Capturing pre-failure signs of slope instability using multi-temporal interferometry and Sentinel-1 data

J. Wasowski (1), F. Bovenga (2) , D. O. Nitti(3), K. Tijani (3) , A. Morea (3) , R. Nutricato (3) , M. T. Chiaradia (4), 2017, Capturing pre-failure signs of slope instability using multi-temporal interferometry and Sentinel-1 data, EGU General Assembly 2017, Vienna, Austria, 23-28/04/2017,
URL: http://www.cnr.it/prodotto/i/399237

The shorter repeat cycle (6 days since October 2016) and regularity of acquisitions of Sentinel-1A/B with respect to earlier European Space Agency (ESA) satellites with C-band sensors (ERS1/2, ENVISAT) represent the key advantages for the research-oriented and practical applications of multi-temporal interferometry (MTI). The applicability of the Interferometric Wide Swath acquisition mode of Sentinel-1 (images covering a 250 km swath on the ground) to regional scale slope instability detection through MTI has already been demonstrated, e.g., via studies of landslide-prone areas in Italy.

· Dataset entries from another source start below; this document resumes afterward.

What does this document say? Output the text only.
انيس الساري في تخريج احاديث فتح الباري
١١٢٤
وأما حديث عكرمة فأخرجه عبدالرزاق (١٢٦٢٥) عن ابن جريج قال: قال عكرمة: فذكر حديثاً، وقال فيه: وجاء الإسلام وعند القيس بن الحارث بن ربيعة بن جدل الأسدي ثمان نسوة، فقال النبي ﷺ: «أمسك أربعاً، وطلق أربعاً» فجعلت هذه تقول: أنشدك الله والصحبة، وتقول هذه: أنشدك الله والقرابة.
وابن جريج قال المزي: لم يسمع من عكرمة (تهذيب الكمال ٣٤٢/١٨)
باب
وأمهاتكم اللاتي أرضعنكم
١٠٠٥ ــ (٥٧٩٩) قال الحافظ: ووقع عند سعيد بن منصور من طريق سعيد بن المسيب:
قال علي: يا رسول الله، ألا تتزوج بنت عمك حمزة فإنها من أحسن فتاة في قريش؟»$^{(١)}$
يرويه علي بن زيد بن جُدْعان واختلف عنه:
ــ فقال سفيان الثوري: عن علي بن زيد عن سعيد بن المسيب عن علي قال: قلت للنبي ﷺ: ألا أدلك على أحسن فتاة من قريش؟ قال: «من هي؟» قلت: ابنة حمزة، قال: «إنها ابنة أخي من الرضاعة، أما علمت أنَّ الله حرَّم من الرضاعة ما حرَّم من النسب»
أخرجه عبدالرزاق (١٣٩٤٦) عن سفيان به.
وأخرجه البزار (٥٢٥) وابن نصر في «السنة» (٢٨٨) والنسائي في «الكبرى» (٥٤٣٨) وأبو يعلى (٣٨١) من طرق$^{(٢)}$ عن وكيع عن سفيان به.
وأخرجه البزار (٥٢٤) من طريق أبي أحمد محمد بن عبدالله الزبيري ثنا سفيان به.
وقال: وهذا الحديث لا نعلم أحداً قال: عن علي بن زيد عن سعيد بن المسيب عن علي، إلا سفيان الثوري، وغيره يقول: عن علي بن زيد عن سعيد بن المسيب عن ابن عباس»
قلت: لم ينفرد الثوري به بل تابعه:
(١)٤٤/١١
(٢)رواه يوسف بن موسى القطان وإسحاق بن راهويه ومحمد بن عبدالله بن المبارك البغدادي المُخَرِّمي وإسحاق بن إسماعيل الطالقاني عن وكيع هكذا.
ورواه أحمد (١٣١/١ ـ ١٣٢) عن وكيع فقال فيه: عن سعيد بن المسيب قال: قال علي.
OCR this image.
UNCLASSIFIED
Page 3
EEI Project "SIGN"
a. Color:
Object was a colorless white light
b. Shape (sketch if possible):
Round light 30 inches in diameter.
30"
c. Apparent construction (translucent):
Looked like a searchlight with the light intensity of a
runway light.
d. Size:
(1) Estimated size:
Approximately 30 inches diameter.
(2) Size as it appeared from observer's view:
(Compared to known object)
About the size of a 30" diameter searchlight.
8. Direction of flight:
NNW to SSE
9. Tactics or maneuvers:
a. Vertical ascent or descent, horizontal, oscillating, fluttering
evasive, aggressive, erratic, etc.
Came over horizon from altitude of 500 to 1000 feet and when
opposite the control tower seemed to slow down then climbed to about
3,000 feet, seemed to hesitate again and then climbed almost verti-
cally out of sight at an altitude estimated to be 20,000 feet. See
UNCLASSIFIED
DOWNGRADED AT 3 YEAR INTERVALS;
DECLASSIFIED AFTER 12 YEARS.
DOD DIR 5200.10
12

Here we focus on the potential of Sentinel-1 data for local (site-specific), MTI-based monitoring and capturing pre-failure signs of slope instability, by exploiting the Persistent and Distributed Scatterers processing capability of the SPINUA algorithm. In particular, we present an example of a retrospective study of a large (over 2 km long) landslide, which took place in 2016 in an active open-cast coal mine in central Europe. This seemingly sudden failure caused destruction of the mining equipment, blocked the mining operations thereby resulting in significant economic losses. For the study, we exploited over 60 Sentinel-1A/B images acquired since November 2014. The MTI results furnished a valuable overview of the ground instability/stability conditions within and around the active mine, even though considerable spatial gaps in information were encountered due to surface disturbance by mining operations. Significantly, the ground surface displacement time series revealed that the 2016 slope failure was preceded by very slow (generally 1-3 cm/yr) creep-like deformations, already present in 2014. The MTI results also indicated that the slope experienced a phase of accelerated movement several weeks prior to the landslide event. Furthermore, the spatio-temporal analysis of interferometric coherence changes in the unstable area (mapped on Sentinel-2 Bottom Of Atmosphere reflectance images processed by using the ESA Sen2Cor processor), indicated a sharp coherence loss in the last few weeks before the slope collapse. The availability of more frequent measurements represents a key improvement for MTI-based ground surface displacement monitoring and this will better support research on slope destabilization processes over time and, ultimately, on slope failure forecasting.